The simple answer is "no".
The pragmatic answer is "no".
The real answer is more complicated, and utterly device specific…
…and at least I don't find much (any) information about a DIR-612/F/EID (typo, or bad searching on my side?).
First of all there are four potential points of contention:
- how is the switch hard-strapped
meaning, in what configuration will it come up after power-on, before the SOC/ bootloader initializes it
- how does the bootloader configure it/ leave it configured
- what is the default state the kernel module leaves it in
- how long does it take for netifd to apply the user specified configuration
In all of these, timing matters, how long is (are) the period(s) of all ports being bridged together, is it long enough for the DHCP handshake to succeed (and is that 'encouraged' by link-down events) - and yes, this also kind of depends how quick your client reacts (so not really an absolute number). If you want to really fix this, you have to profile the timing of each of these steps, to evaluate where your pinch points are.
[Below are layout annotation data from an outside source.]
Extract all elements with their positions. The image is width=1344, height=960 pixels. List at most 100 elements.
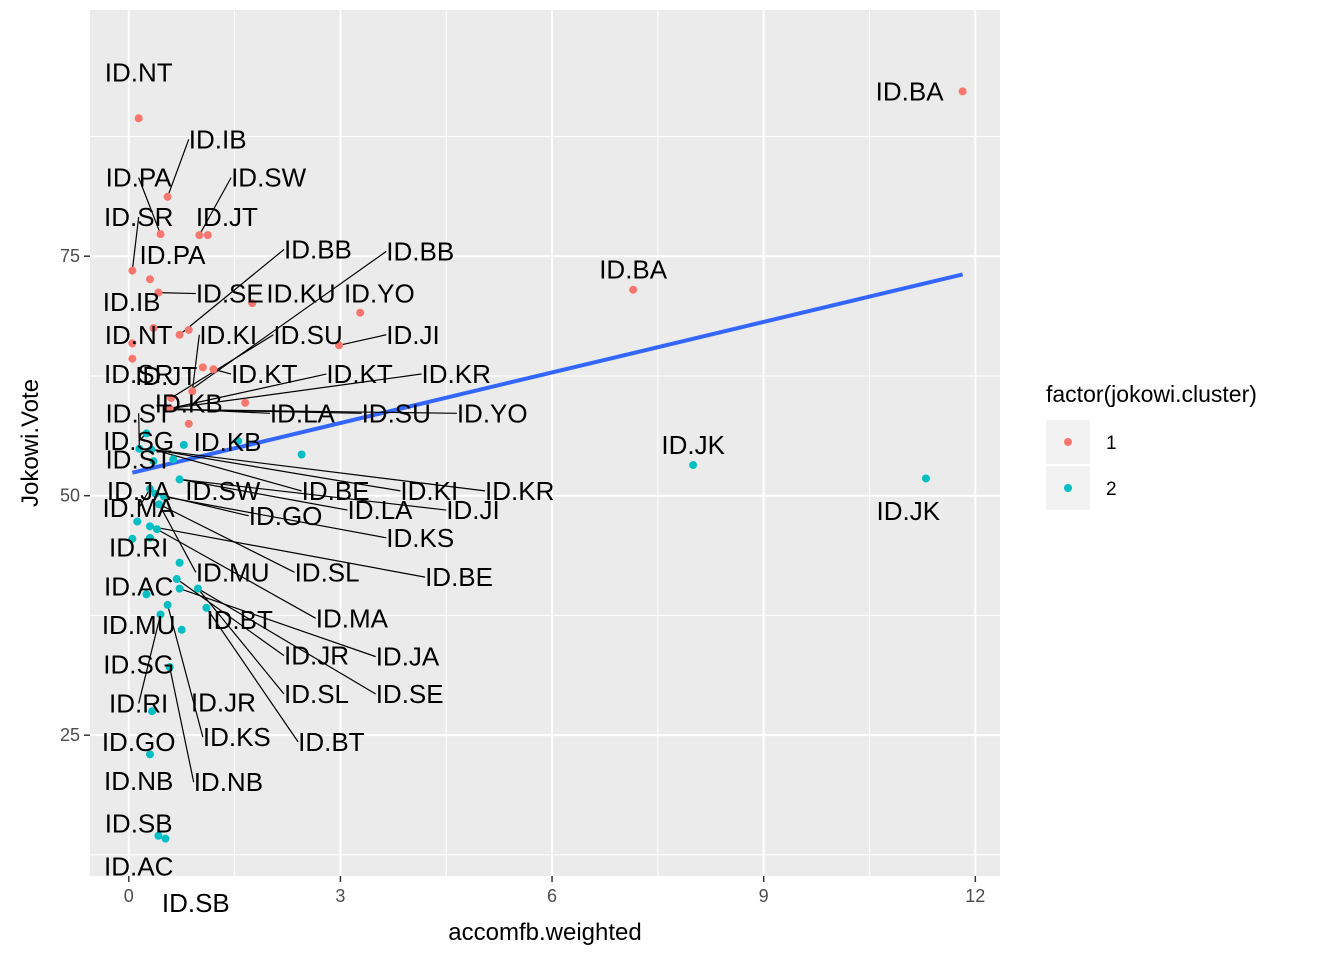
label-leader [205, 607, 299, 743]
label-leader [158, 291, 196, 295]
legend-key-dot [1064, 484, 1072, 492]
point-label: ID.JI [386, 320, 439, 350]
label-leader [169, 373, 422, 410]
data-point-cluster-1 [145, 275, 154, 284]
point-label: ID.ST [105, 444, 172, 474]
grid-minor [90, 10, 1000, 876]
label-leader [191, 334, 200, 392]
data-point-cluster-1 [163, 192, 172, 201]
point-label: ID.KS [203, 722, 271, 752]
y-tick-label: 75 [60, 246, 80, 266]
data-point-cluster-1 [335, 341, 344, 350]
point-label: ID.BT [206, 605, 273, 635]
data-point-cluster-2 [193, 584, 202, 593]
point-label: ID.KU [266, 279, 335, 309]
data-point-cluster-1 [241, 398, 250, 407]
label-leader [197, 588, 285, 695]
point-label: ID.SW [185, 476, 261, 506]
label-leader [138, 177, 162, 235]
point-label: ID.JT [196, 202, 258, 232]
point-label: ID.SG [103, 649, 174, 679]
point-label: ID.NB [104, 766, 173, 796]
point-label: ID.MA [103, 493, 176, 523]
point-label: ID.BE [425, 562, 493, 592]
point-label: ID.KR [422, 359, 491, 389]
data-point-cluster-2 [154, 831, 163, 840]
data-point-cluster-1 [165, 404, 174, 413]
label-leader [198, 177, 232, 236]
label-leader [138, 413, 140, 449]
data-point-cluster-1 [134, 114, 143, 123]
point-label: ID.BB [284, 234, 352, 264]
label-leader [138, 614, 162, 704]
point-label: ID.BA [876, 76, 945, 106]
point-label: ID.SU [362, 398, 431, 428]
point-label: ID.SU [273, 320, 342, 350]
point-label: ID.YO [344, 279, 415, 309]
label-leader [197, 588, 377, 695]
label-leader [153, 449, 401, 492]
data-point-cluster-2 [689, 461, 698, 470]
label-leader [158, 503, 295, 573]
point-label: ID.SG [103, 426, 174, 456]
data-point-cluster-1 [958, 87, 967, 96]
point-label: ID.RI [109, 689, 168, 719]
data-point-cluster-1 [149, 324, 158, 333]
point-label: ID.JT [135, 361, 197, 391]
data-point-cluster-2 [133, 517, 142, 526]
legend-label: 2 [1106, 479, 1117, 500]
data-point-cluster-2 [156, 610, 165, 619]
data-point-cluster-2 [147, 445, 156, 454]
data-point-cluster-1 [154, 288, 163, 297]
point-label: ID.JA [107, 476, 171, 506]
label-leader [179, 478, 447, 511]
label-leader [179, 478, 348, 511]
point-label: ID.KR [485, 476, 554, 506]
point-label: ID.BB [386, 236, 454, 266]
data-point-cluster-1 [209, 365, 218, 374]
label-leader [169, 667, 195, 783]
label-leader [158, 504, 197, 573]
data-point-cluster-2 [153, 525, 162, 534]
point-label: ID.MU [196, 557, 270, 587]
data-point-cluster-1 [128, 339, 137, 348]
point-label: ID.YO [457, 398, 528, 428]
data-point-cluster-2 [149, 457, 158, 466]
point-label: ID.SW [231, 163, 307, 193]
point-label: ID.ST [105, 398, 172, 428]
point-label: ID.IB [189, 124, 247, 154]
data-point-cluster-2 [175, 475, 184, 484]
point-label: ID.KS [386, 523, 454, 553]
point-label: ID.NB [194, 767, 263, 797]
data-point-cluster-1 [156, 230, 165, 239]
point-label: ID.KB [155, 389, 223, 419]
data-point-cluster-2 [163, 600, 172, 609]
data-point-cluster-2 [128, 534, 137, 543]
data-point-cluster-2 [142, 590, 151, 599]
label-leader [338, 334, 387, 346]
point-label: ID.JR [191, 688, 256, 718]
data-point-cluster-1 [128, 354, 137, 363]
data-point-cluster-2 [169, 455, 178, 464]
data-point-cluster-2 [297, 450, 306, 459]
x-axis-title: accomfb.weighted [448, 919, 641, 946]
data-points [128, 87, 967, 843]
point-label: ID.KI [199, 320, 257, 350]
data-point-cluster-1 [195, 231, 204, 240]
point-label: ID.GO [102, 727, 176, 757]
data-point-cluster-2 [161, 834, 170, 843]
data-point-cluster-1 [356, 308, 365, 317]
data-point-cluster-2 [921, 474, 930, 483]
point-label: ID.GO [249, 501, 323, 531]
point-label: ID.JK [661, 430, 725, 460]
point-label: ID.AC [104, 851, 173, 881]
point-label: ID.JK [877, 496, 941, 526]
x-tick-label: 3 [335, 886, 345, 906]
point-label: ID.LA [347, 495, 413, 525]
point-label: ID.SB [162, 888, 230, 918]
label-leader [163, 496, 387, 539]
data-point-cluster-1 [629, 285, 638, 294]
y-axis-title: Jokowi.Vote [17, 379, 44, 507]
These issues are kind of well-known and with the typical design of one CPU to a single (simple) managed onboard switch hard to mitigate, if not properly accounted for by the vendor - in most cases you can't totally remove the periods of full-bridge mode, only mitigate it by reducing the bridged time down to a period that might not allow a DHCP handshake to succeed (cheating).
Some of these mitigations involve an intermediary loader chainloaded between bootloader and kernel, whose only task is to deactivate all bridges/ all ports (it will not fix the situation, but hopefully reduce the time enough in practice), until the kernel/ netifd brings them up again in a sensible manner. There is precedent for this approach, if it succeeds depends on what the first two bullet points do/ how long it takes from ifup (in bridged mode) to the actual configuration. The 'beauty' of this is, that it's relatively generic (apart from the switch specific support) and relatively safe to do and experiment with, as it never touches the OEM bootloader. If this is sufficient depends all on the exact device specific timing.
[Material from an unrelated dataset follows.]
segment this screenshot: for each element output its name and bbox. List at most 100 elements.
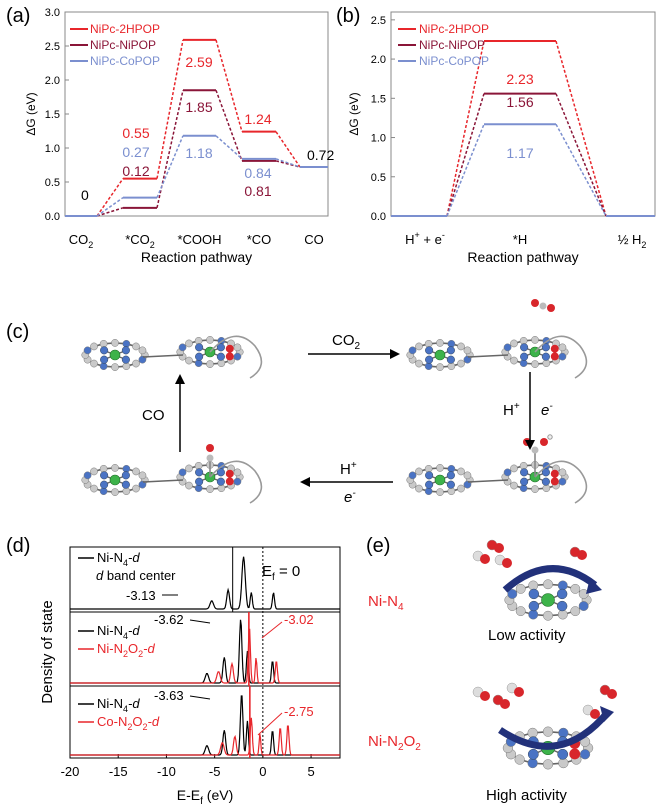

If that isn't enough, the only remaining option is indeed to change the bootloader, for this to succeed you need:
- the bootloader source
…and hope that the vendor provides you with it, complete and in working order
…and hope that your own compilation (using your toolchain/ configuration) will work
- serial console access
- the ability to rewrite the whole flash chip (or JTAG level access, the former is easier than JTAG, the later gives you more hardware level insight)
you will need it/ you will break it, soldering on a socketed option will be beneficial
- the actual development skills do change the switch bringup sequence to your liking
- a lot of hope that the vendor isn't using secure boot (which is becoming increasingly common on ARMv8 based platforms)
- the hope that the hard-strapping is in your favour/ respectively the bootloader loads quick enough to meet your requirements
If your environment is sensitive to this issue, it might make more sense to switch hardware to something not exposing this issue by design, e.g. to hardware without an integrated switch but using dedicated interfaces (e.g. x86_64, rockchip, RPi, etc.). This would be the most pragmatic (and safest) way out, as it guarantees that there will be no spillover whatsoever.